Kerr is so good at all this that some readers may find themselves wishing for broader, bottom-up coverage. Kyoto is helpfully introduced as a city where Chinese-style grid-patterned street layouts meet Japanese topography, with its ‘spatial flow of mountain-to-foothills-to-plains… the horseshoe of mountains to the north, west, and east has always been the realm of gods, demons, and ghosts’. And yet these wonderful orienting insights appear a few pages before the end of a book that lacks a map of the city. A smart complement to the text is offered in the form of illustrative sketches, the print equivalent of having your guide point their finger to a particular detail. But Another Kyoto is probably best enjoyed alongside an original Kyoto of some sort, whether through one of the introductory works that Kerr recommends or during a visit to Japan — currently experiencing a tourist boom on a scale so unexpected that some Kyotoites fear their home may go the way of Venice.

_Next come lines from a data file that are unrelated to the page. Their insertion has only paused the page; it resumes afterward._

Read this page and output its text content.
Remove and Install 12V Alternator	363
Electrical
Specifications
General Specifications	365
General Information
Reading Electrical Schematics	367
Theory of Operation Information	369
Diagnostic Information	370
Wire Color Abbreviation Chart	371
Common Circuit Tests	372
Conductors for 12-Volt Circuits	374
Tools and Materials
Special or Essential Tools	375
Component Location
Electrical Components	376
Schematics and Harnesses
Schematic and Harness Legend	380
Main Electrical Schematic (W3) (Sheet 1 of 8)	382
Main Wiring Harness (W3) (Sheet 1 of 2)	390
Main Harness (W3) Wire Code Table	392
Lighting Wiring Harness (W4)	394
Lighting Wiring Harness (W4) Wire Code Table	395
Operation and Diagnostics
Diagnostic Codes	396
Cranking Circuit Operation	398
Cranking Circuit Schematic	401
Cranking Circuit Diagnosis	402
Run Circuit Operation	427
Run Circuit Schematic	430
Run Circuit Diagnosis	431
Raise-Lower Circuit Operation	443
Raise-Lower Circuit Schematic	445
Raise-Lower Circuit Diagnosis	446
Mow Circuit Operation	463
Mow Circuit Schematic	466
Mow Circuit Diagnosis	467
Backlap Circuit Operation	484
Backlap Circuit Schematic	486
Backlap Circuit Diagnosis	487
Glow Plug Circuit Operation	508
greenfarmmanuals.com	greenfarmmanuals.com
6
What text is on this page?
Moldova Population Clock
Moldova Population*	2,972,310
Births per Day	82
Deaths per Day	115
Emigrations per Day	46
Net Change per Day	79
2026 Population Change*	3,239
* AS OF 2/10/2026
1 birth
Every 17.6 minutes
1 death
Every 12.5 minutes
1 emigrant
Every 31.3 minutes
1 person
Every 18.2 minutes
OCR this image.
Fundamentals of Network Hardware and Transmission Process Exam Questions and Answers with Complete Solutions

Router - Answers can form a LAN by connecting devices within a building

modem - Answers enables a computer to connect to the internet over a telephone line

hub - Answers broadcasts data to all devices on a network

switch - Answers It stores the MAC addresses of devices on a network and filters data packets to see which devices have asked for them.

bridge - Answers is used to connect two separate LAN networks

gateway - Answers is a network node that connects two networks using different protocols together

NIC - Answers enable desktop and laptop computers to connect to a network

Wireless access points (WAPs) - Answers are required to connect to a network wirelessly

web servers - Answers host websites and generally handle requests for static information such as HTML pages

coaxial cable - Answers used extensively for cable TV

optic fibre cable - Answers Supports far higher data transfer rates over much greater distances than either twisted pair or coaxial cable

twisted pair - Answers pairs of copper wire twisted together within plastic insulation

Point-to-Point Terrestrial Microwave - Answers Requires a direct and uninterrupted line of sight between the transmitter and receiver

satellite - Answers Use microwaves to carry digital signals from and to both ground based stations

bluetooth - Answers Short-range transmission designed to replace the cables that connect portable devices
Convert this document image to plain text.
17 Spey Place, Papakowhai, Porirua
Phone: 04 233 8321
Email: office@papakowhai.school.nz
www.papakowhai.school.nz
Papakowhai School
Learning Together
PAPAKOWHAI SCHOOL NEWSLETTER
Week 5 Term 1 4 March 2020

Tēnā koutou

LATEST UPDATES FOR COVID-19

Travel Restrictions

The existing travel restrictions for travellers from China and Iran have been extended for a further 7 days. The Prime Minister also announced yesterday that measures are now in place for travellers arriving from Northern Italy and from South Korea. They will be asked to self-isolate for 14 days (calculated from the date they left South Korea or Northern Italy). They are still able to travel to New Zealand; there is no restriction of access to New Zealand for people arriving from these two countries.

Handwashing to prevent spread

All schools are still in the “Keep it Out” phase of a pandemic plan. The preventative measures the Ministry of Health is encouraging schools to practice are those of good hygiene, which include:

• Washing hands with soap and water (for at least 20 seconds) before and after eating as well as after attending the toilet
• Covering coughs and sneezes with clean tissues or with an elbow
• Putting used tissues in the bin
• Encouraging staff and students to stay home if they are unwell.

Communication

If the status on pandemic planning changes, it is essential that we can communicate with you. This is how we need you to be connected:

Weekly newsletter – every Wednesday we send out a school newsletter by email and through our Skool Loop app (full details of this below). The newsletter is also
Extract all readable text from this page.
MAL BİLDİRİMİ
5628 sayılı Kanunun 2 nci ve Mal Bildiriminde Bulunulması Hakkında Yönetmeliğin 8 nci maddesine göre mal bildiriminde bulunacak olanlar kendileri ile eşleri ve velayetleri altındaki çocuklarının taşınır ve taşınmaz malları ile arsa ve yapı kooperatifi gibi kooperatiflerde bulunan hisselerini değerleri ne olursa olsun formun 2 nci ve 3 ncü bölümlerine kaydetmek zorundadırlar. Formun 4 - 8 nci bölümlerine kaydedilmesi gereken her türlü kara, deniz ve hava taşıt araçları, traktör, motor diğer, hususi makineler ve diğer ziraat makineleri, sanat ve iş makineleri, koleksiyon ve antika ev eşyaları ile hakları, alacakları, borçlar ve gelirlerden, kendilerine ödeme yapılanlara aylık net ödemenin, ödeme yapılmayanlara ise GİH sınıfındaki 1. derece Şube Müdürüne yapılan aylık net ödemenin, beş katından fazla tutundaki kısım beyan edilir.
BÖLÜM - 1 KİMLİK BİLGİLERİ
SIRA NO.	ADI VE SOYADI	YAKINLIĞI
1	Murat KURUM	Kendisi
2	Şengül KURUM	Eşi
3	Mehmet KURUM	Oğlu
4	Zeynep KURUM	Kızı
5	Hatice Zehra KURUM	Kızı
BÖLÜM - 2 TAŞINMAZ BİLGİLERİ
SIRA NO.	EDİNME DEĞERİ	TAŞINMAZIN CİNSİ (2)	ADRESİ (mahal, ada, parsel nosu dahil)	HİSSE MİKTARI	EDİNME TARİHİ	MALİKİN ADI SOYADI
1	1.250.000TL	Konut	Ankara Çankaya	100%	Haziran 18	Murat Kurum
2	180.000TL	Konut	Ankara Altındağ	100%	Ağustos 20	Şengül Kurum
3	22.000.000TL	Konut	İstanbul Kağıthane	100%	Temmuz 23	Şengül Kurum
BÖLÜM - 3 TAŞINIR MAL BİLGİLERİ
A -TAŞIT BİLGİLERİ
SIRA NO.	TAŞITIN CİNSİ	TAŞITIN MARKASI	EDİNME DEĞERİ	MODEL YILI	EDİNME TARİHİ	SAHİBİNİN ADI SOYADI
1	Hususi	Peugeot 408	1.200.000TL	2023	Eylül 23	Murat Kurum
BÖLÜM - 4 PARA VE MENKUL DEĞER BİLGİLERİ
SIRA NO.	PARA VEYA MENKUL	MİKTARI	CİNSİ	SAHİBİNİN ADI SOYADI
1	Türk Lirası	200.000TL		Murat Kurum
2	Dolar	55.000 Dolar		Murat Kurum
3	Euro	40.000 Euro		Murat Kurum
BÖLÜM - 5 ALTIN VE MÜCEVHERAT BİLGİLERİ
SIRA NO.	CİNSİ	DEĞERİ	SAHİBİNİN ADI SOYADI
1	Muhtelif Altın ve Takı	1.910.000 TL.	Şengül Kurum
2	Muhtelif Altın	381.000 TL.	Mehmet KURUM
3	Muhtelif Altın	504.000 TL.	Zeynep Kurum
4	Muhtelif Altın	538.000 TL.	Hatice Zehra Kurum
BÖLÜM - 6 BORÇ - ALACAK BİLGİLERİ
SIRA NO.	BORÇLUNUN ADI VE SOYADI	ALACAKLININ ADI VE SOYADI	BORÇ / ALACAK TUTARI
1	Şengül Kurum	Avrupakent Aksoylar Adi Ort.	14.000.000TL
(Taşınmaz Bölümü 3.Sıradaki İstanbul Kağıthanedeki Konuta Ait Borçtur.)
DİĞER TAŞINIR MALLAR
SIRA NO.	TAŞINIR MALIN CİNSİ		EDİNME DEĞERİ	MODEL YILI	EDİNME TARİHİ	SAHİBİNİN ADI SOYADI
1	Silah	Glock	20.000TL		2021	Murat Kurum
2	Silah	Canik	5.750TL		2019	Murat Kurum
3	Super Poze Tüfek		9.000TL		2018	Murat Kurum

That said, Kerr’s way of questioning and puzzling through is hugely enjoyable in its own right, and pleasingly infectious. Add to that a fact-checker labouring for ‘hundreds of hours’ to verify the results — Kerr’s opener about ‘truth’ turns out to be quip rather than caution — and you have a book that can happily be thrust into the hands of any tourist, armchair or otherwise, who finds themselves squinting in the sunlight and wondering ‘What am I actually looking at here?’